I need to calculate $[p^2,x]$, with $p=-i\hbar\frac{d}{dx}$
This is what I've done:
$$[p,x]=-i\hbar$$
$$[p^2,x]=[p,x]p + p[p,x]$$ $$[p^2,x]=-i\hbar p - pi\hbar$$
Now here's my question: I've seen solutions to this problem doing $pi\hbar=i\hbar p$, so $[p^2,x]=-2i\hbar p$. But how can you do that if $p$ is an operator? Wouldn't we have $pi\hbar=-i\hbar\frac{d}{dx}(i\hbar)=0$, resulting in $[p^2,x]=-i\hbar p$?

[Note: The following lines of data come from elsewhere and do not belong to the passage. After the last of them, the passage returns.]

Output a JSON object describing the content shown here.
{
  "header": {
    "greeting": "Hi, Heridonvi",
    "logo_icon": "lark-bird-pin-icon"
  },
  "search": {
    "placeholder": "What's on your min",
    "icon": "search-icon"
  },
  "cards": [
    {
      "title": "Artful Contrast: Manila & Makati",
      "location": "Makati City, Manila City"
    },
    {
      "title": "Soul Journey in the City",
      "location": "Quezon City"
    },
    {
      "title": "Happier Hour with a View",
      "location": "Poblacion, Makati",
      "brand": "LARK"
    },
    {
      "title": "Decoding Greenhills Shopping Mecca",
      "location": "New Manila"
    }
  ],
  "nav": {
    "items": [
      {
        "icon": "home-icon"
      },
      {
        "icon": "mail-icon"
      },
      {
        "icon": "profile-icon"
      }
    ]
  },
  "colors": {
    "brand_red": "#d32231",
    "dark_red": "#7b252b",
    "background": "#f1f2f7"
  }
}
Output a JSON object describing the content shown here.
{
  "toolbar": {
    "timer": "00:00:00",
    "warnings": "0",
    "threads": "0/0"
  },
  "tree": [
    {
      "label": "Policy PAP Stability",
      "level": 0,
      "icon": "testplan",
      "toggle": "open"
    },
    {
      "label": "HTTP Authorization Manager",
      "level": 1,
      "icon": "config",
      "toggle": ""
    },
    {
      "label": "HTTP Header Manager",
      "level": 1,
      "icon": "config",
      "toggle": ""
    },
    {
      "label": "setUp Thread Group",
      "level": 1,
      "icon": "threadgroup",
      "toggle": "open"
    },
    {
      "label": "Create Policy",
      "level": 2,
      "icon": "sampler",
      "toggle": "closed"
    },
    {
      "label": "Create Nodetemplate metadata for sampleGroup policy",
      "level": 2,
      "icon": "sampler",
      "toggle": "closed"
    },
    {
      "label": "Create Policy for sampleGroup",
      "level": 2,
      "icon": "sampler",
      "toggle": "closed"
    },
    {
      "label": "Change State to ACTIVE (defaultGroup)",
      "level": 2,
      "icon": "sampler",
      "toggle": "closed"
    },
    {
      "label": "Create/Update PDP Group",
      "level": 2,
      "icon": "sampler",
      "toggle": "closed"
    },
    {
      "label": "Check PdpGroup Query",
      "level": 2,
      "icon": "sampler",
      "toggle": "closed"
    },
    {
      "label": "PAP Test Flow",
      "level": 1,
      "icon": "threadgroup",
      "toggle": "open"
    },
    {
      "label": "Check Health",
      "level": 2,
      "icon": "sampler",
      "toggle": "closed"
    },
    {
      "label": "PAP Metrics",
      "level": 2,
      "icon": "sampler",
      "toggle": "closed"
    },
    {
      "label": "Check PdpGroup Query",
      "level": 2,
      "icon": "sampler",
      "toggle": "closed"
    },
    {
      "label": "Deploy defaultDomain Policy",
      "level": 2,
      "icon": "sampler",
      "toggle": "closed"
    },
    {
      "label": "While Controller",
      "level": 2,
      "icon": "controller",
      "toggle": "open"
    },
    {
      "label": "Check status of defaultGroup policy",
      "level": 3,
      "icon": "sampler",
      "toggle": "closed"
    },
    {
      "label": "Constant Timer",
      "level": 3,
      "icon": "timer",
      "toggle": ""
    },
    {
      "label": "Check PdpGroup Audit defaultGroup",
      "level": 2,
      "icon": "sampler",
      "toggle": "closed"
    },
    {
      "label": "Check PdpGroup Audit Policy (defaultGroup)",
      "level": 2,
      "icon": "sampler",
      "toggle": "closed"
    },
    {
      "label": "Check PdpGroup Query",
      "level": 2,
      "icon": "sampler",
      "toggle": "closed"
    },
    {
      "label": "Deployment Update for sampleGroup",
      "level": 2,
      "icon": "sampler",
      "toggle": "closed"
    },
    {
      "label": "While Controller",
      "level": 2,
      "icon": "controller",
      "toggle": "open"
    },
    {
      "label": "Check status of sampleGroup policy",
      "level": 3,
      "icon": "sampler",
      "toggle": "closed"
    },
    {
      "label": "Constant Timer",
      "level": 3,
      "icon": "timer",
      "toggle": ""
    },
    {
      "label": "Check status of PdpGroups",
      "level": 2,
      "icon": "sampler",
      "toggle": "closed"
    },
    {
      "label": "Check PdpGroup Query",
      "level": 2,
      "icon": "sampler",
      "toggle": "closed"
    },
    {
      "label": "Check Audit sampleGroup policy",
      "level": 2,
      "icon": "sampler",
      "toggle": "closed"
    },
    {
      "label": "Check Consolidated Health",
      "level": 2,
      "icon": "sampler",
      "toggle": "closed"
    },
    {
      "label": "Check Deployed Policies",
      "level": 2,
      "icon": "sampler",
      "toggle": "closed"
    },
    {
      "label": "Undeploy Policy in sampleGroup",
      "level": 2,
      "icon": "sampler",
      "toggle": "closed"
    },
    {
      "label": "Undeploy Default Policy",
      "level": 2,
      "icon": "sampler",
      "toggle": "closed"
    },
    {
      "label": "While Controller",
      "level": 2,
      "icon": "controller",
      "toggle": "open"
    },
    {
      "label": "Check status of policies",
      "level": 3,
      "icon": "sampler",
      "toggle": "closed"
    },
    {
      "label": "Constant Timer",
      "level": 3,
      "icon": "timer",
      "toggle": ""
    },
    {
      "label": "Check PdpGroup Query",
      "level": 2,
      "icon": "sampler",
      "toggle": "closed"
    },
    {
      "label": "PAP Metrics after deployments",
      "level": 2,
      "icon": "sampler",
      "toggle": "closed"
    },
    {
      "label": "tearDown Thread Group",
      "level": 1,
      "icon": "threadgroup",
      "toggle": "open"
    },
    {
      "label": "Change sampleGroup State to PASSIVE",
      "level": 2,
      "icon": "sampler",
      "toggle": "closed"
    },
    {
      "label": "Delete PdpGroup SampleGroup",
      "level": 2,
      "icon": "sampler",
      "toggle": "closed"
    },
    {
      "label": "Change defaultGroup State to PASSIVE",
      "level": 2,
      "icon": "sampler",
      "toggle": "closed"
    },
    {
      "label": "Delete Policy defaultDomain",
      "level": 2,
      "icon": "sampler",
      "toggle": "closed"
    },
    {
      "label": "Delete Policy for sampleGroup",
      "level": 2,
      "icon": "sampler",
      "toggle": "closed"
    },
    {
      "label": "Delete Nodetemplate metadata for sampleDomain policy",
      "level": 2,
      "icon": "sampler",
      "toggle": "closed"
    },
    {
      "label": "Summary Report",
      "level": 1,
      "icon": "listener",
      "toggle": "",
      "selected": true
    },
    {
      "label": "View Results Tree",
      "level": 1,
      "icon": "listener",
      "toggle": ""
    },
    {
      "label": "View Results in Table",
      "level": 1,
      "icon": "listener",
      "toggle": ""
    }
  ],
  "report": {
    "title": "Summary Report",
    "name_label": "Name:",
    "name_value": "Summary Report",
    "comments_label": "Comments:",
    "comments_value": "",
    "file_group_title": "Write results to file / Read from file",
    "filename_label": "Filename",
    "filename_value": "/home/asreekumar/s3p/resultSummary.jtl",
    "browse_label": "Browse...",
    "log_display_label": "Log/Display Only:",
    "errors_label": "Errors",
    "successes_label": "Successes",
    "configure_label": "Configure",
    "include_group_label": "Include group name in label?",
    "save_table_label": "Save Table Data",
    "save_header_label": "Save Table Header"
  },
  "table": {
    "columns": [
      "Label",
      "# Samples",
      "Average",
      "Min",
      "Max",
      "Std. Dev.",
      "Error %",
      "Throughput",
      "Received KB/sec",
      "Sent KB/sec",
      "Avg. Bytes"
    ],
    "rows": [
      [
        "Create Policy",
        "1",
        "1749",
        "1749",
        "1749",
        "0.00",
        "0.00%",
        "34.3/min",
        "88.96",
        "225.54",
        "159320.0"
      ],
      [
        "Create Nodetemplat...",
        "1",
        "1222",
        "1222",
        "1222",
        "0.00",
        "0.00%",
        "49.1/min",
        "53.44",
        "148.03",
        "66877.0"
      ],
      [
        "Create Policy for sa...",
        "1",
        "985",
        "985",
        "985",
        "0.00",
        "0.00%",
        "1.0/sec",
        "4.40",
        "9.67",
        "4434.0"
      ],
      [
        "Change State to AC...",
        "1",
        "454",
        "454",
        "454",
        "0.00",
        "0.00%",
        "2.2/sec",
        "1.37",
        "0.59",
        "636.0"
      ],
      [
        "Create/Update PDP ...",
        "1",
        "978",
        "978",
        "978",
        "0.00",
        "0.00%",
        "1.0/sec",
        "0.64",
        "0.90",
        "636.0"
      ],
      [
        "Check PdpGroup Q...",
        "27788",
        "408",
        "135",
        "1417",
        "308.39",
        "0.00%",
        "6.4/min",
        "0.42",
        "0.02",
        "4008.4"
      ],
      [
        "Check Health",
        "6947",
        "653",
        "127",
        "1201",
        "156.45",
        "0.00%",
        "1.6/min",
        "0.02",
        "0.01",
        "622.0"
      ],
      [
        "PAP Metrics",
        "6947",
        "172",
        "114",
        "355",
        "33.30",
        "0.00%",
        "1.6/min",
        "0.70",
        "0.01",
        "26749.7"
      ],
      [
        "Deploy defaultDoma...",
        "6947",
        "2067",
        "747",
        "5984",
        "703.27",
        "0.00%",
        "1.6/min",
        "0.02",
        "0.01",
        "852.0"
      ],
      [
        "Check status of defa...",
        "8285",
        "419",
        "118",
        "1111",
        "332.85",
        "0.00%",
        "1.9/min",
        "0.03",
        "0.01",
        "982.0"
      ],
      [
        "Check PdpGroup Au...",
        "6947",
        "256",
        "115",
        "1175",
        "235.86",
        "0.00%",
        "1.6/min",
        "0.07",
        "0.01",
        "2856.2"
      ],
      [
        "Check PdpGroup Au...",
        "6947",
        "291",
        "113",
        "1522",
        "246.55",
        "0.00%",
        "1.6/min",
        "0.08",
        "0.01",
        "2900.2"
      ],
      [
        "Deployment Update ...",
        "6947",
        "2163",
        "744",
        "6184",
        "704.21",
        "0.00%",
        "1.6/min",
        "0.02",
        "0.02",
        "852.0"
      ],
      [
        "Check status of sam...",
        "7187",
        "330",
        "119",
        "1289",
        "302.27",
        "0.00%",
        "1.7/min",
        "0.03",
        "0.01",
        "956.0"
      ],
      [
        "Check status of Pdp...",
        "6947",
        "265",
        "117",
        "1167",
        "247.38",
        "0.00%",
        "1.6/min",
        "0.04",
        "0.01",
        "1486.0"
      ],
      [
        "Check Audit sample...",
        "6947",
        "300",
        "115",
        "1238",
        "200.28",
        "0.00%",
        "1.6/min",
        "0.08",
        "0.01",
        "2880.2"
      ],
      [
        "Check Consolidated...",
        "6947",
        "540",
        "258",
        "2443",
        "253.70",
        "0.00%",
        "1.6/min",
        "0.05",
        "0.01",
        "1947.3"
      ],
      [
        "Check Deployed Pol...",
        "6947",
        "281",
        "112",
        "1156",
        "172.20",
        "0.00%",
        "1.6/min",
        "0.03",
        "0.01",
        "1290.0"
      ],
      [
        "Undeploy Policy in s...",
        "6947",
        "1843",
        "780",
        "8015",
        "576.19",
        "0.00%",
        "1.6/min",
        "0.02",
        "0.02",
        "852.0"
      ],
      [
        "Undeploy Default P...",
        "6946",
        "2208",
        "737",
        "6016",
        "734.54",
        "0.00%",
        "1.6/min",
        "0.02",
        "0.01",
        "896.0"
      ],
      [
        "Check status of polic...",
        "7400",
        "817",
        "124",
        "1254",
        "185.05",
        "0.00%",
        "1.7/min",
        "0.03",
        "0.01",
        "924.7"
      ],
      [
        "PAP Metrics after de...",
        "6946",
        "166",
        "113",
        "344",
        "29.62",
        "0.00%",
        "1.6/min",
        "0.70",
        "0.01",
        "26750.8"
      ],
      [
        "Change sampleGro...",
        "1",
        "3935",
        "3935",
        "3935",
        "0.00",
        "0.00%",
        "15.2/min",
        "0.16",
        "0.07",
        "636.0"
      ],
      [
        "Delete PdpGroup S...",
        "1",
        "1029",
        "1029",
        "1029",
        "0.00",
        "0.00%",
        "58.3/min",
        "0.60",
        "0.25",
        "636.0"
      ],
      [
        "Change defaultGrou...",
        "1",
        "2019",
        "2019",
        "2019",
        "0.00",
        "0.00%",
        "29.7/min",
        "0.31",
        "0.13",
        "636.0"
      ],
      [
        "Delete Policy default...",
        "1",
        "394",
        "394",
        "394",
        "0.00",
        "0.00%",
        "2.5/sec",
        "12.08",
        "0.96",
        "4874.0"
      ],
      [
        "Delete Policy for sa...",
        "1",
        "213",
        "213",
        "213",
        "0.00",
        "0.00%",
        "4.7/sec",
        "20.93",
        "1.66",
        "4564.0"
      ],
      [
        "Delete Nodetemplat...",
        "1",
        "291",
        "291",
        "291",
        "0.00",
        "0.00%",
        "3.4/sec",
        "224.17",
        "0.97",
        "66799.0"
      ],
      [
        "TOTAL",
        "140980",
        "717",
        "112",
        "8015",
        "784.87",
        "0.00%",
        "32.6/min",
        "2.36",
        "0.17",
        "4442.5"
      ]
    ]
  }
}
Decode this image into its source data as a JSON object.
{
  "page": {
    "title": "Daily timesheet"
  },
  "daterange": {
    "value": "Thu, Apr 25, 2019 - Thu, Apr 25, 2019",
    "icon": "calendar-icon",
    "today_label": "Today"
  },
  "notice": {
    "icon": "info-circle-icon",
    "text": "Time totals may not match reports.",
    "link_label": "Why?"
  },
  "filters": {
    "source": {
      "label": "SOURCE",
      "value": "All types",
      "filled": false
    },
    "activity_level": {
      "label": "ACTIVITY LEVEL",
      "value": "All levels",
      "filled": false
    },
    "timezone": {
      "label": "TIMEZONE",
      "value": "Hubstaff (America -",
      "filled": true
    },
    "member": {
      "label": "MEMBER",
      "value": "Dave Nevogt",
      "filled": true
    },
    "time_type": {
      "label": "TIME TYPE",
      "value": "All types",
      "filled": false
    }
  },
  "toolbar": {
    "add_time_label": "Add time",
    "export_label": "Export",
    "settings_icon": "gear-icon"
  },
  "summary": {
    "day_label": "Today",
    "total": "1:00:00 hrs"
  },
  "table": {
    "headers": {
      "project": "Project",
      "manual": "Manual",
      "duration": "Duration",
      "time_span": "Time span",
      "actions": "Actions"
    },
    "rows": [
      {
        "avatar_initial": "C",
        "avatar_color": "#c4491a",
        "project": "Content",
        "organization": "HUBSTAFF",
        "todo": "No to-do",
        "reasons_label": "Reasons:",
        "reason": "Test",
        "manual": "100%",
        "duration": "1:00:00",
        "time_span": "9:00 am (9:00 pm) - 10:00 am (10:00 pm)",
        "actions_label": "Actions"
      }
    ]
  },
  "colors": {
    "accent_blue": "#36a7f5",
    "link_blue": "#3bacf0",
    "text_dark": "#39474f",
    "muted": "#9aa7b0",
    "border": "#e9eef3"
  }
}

$p$ and $x$ are operators, meaning that they are functions acting on a wavefunction $\Psi(x)$. So when you write $[p,x]$, you need to think of this as $$\begin{align}[p,x]\Psi(x)&=px\Psi(x)-xp\Psi(x)\\&=-i\hbar\frac d{dx}(x\Psi(x))+i\hbar x\frac d{dx}\Psi(x)\\&=-i\hbar(\frac d{dx}x)\Psi(x)-i\hbar x\frac d{dx}\Psi(x)+i\hbar x\frac d{dx}\Psi(x)\\&=-i\hbar\Psi(x)\end{align}$$ With this in mind:$$\begin{align}[p^2,x]\Psi(x)&=p^2x\Psi(x)-xp^2\Psi(x)\\&=p(px-xp)\Psi(x)+pxp\Psi(x)-xp^2\Psi(x)\\&=-i\hbar p\Psi(x)+(px-xp)p\Psi(x) \end{align}$$ Note that I can introduce temporarily a new function $\chi(x)=p\Psi(x)$ and the commutator $[p,x]$ acting on $\chi(x)$ will yield $-i\hbar\chi(x)$. Therefore $$[p^2,x]\Psi(x)=-2i\hbar p\Psi(x)$$ We can write this in short hand, ignoring $\Psi$ as $$[p^2,x]=-2i\hbar p$$
Writing in more details, the commutator relation is $$[p,x]=-i\hbar I$$ where $I$ is the identity operator. So $pi\hbar$ should be understood as $pi\hbar I$, the composition of the two operators $p$ and $i\hbar I$. It is not "$p$ applied to the function $i\hbar$".